Operation Leap 2 began on 4 June with the advance of the HV 4th Guards Brigade. HVO troops took Crni Lug and the mountain pass en route to Bosansko Grahovo, the operation's chief objective. Its left flank, in the border area, was protected by the 3rd Battalion of the 126th Home Guard Regiment and the Tactical Sniper Company attached to the HV Split Corps. The VRS counterattacked on 6–7 June, trying to roll back the 4th Guards Brigade. The VRS push failed, as did its efforts to contain the advance with close air support and M-87 Orkan rockets. On 6 June (the same day as the VRS counterattack), the second phase of Operation Leap 2 began. The 1st Battalion of the 1st Guards Brigade supported by the HV 264th Reconnaissance Sabotage Company and elements of the HV 1st HGZ advanced north from Livno, capturing the high ground near Glamoč and blocking the Bosansko Grahovo-Glamoč road by 10 June. To pin down the VRS on the right flank of the attack, the HVO 2nd Guards Brigade attacked VRS positions on Golija Mountain south-west of Glamoč.

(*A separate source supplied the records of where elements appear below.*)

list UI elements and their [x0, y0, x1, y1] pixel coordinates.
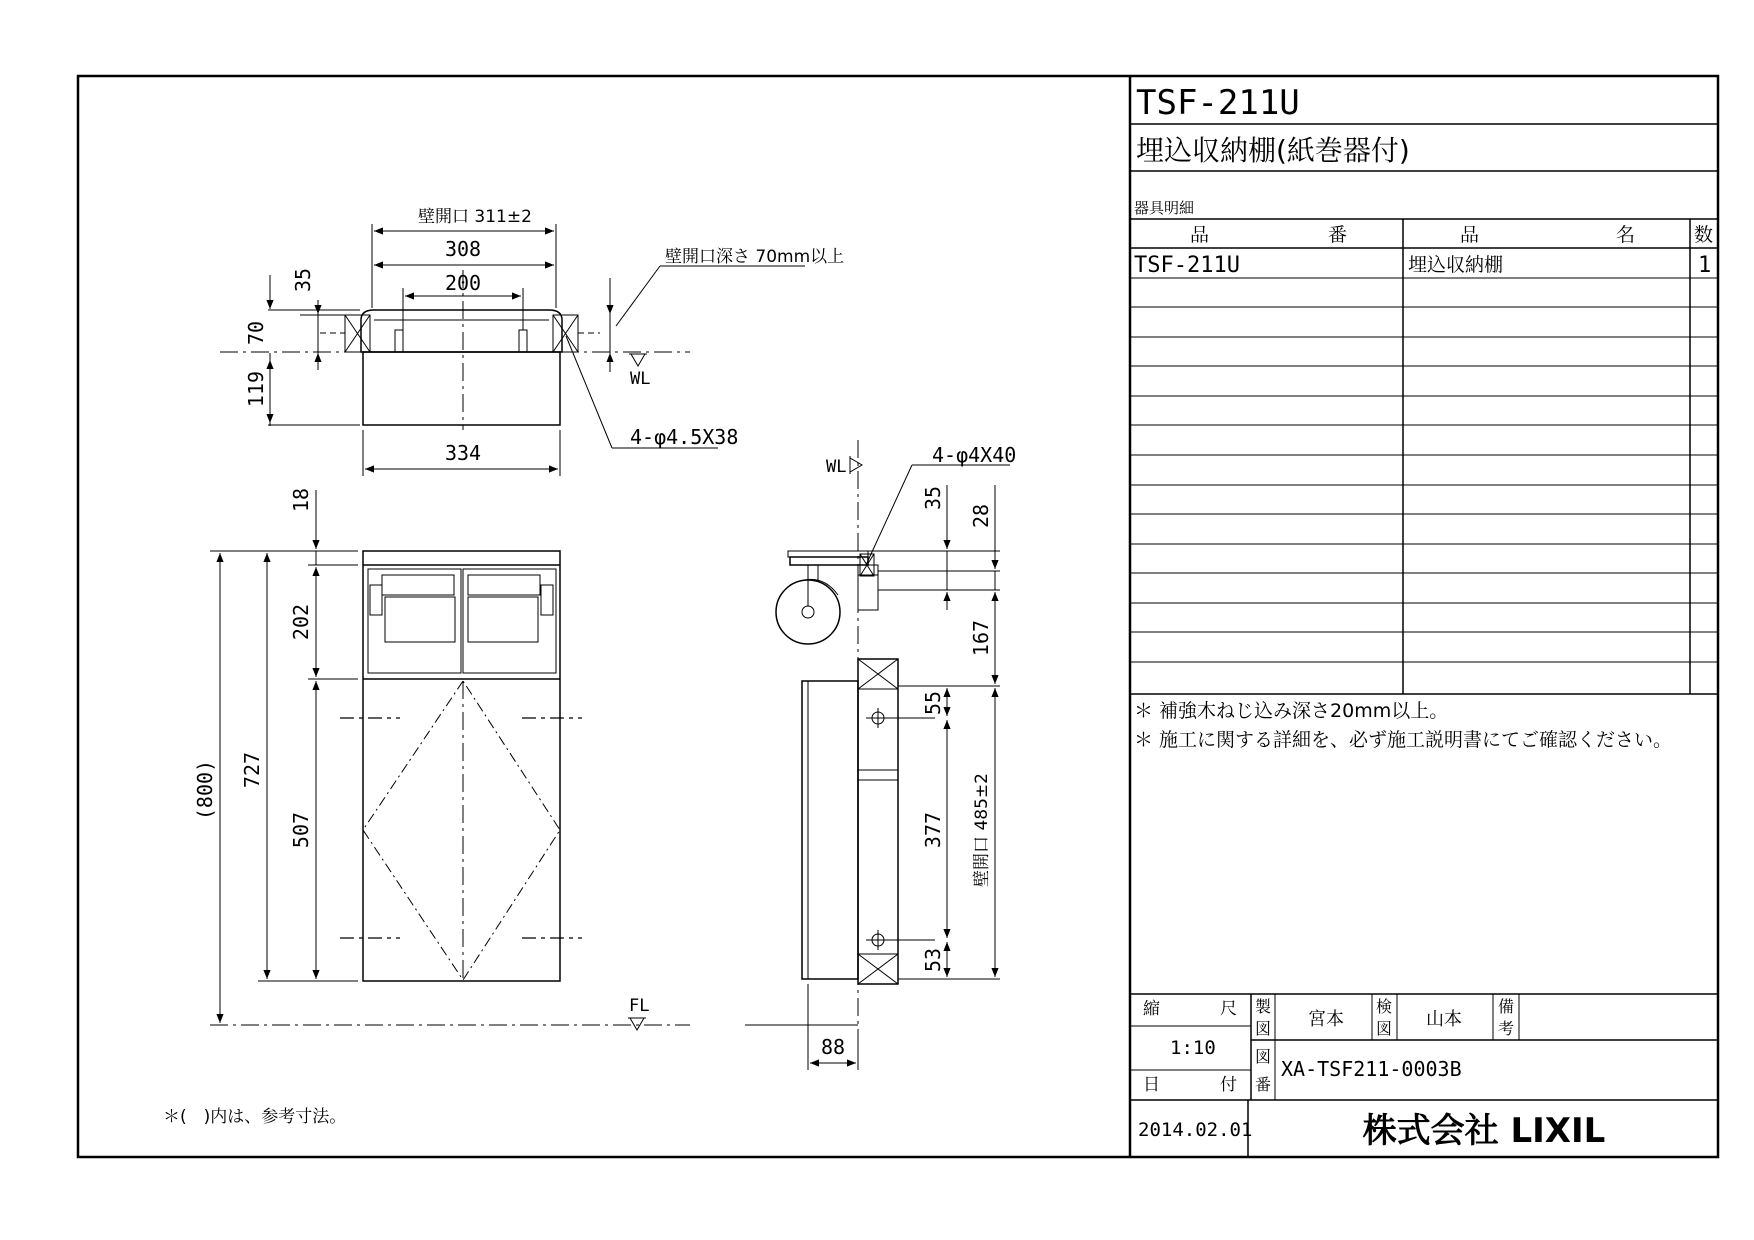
made-label-1: 製 [1255, 997, 1272, 1016]
front-dim-800: (800) [193, 759, 217, 821]
side-view [745, 440, 1010, 1070]
front-fl-label: FL [629, 996, 650, 1016]
scale-label-2: 尺 [1220, 999, 1237, 1019]
date-label-1: 日 [1143, 1075, 1160, 1095]
product-name: 埋込収納棚(紙巻器付) [1136, 134, 1410, 167]
header-part-no-2: 番 [1328, 224, 1348, 246]
top-dim-119: 119 [244, 370, 268, 408]
top-dim-35: 35 [291, 267, 315, 293]
model-number: TSF-211U [1136, 83, 1300, 123]
top-dim-334: 334 [444, 441, 482, 465]
top-depth-note: 壁開口深さ 70mm以上 [665, 247, 845, 267]
date-label-2: 付 [1220, 1075, 1237, 1095]
top-dim-308: 308 [444, 237, 482, 261]
company-name: 株式会社 LIXIL [1362, 1111, 1606, 1151]
side-dim-167: 167 [969, 619, 993, 657]
header-name-1: 品 [1460, 224, 1480, 246]
note-1: ＊ 補強木ねじ込み深さ20mm以上。 [1134, 700, 1449, 722]
header-part-no-1: 品 [1190, 224, 1210, 246]
side-screw-label: 4-φ4X40 [932, 443, 1017, 467]
checked-by: 山本 [1426, 1009, 1462, 1030]
made-by: 宮本 [1308, 1009, 1344, 1030]
drawing-no-label-2: 番 [1255, 1075, 1272, 1094]
reference-footnote: ＊( )内は、参考寸法。 [163, 1107, 347, 1127]
remarks-label-1: 備 [1498, 997, 1515, 1016]
side-wall-opening-h: 壁開口 485±2 [972, 773, 992, 887]
front-dim-18: 18 [289, 487, 313, 513]
side-dim-88: 88 [820, 1035, 846, 1059]
top-dim-200: 200 [444, 271, 482, 295]
made-label-2: 図 [1255, 1019, 1272, 1038]
front-dim-727: 727 [240, 751, 264, 789]
scale-label-1: 縮 [1143, 999, 1160, 1019]
checked-label-2: 図 [1376, 1019, 1393, 1038]
parts-caption: 器具明細 [1134, 199, 1195, 217]
side-dim-55: 55 [921, 690, 945, 716]
date-value: 2014.02.01 [1138, 1119, 1253, 1141]
side-dim-28: 28 [969, 503, 993, 529]
front-dim-202: 202 [289, 603, 313, 641]
front-dim-507: 507 [289, 811, 313, 849]
scale-value: 1:10 [1170, 1037, 1216, 1059]
side-wl-label: WL [826, 457, 847, 477]
side-dim-53: 53 [921, 947, 945, 973]
drawing-no-label-1: 図 [1255, 1047, 1272, 1066]
title-block [1130, 124, 1718, 1157]
side-dim-35: 35 [921, 485, 945, 511]
top-screw-label: 4-φ4.5X38 [630, 425, 739, 449]
row-qty: 1 [1698, 253, 1712, 278]
top-wall-opening: 壁開口 311±2 [418, 207, 532, 227]
top-dim-70: 70 [244, 320, 268, 346]
row-name: 埋込収納棚 [1408, 254, 1504, 276]
side-dim-377: 377 [921, 811, 945, 849]
header-name-2: 名 [1616, 224, 1636, 246]
note-2: ＊ 施工に関する詳細を、必ず施工説明書にてご確認ください。 [1134, 729, 1673, 751]
top-wl-label: WL [630, 369, 651, 389]
checked-label-1: 検 [1376, 997, 1393, 1016]
remarks-label-2: 考 [1498, 1019, 1515, 1038]
drawing-no: XA-TSF211-0003B [1281, 1057, 1462, 1081]
front-view [210, 487, 690, 1030]
header-qty: 数 [1694, 224, 1714, 246]
row-part-no: TSF-211U [1134, 253, 1240, 278]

Operations Leap 1 and 2 improved the positions of the Croatian forces east and west of the Livanjsko field, and brought Bosansko Grahovo and Glamoč within striking distance. The advance secured the valley, threatened Glamoč and brought the Bosansko Grahovo-Glamoč road, the Cetina valley and the Vrlika field within Croatian artillery range. The Croatian forces sustained losses of 4 killed, 15 seriously wounded and 19 slightly injured during Operations Leap 1 and 2.

== Aftermath ==
Gotovina said that although Operations Winter '94, Leap 1 and Leap 2 were planned and executed as three distinct operations, they represent a unified military action. Operation Winter '94 ostensibly failed to achieve its primary objective of relieving pressure on the Bihać pocket by drawing off VRS and ARSK forces to contain the attack; however, that was due to a decision by Chief of VRS General Staff General Ratko Mladić and not to mistakes in planning or execution. Faced with a choice between continuing with the attack on Bihać and blocking the advance from the Livanjsko field, the VRS chose not to move its forces, but Bihać was successfully defended by the 5th Corps of the ARBiH. The secondary objective of Operation Winter '94 was achieved more easily; the Croatian forces approached the Knin-Drvar road and directly threatened the main supply route between the Republika Srpska and the RSK capital. Operations Leap 1 and 2 built on the achievements of Operation Winter '94, threatened Bosansko Grahovo and created conditions to isolate Knin in Operation Summer '95, which was executed the following month. The advance was strategically significant; Mladić's decision not to react to Operation Winter '94 was a gamble which ultimately cost the Republika Srpska territory extending to Jajce, Mrkonjić Grad and Drvar and brought about the destruction of the RSK as the advances of the Croatian forces paved the way for Operation Storm.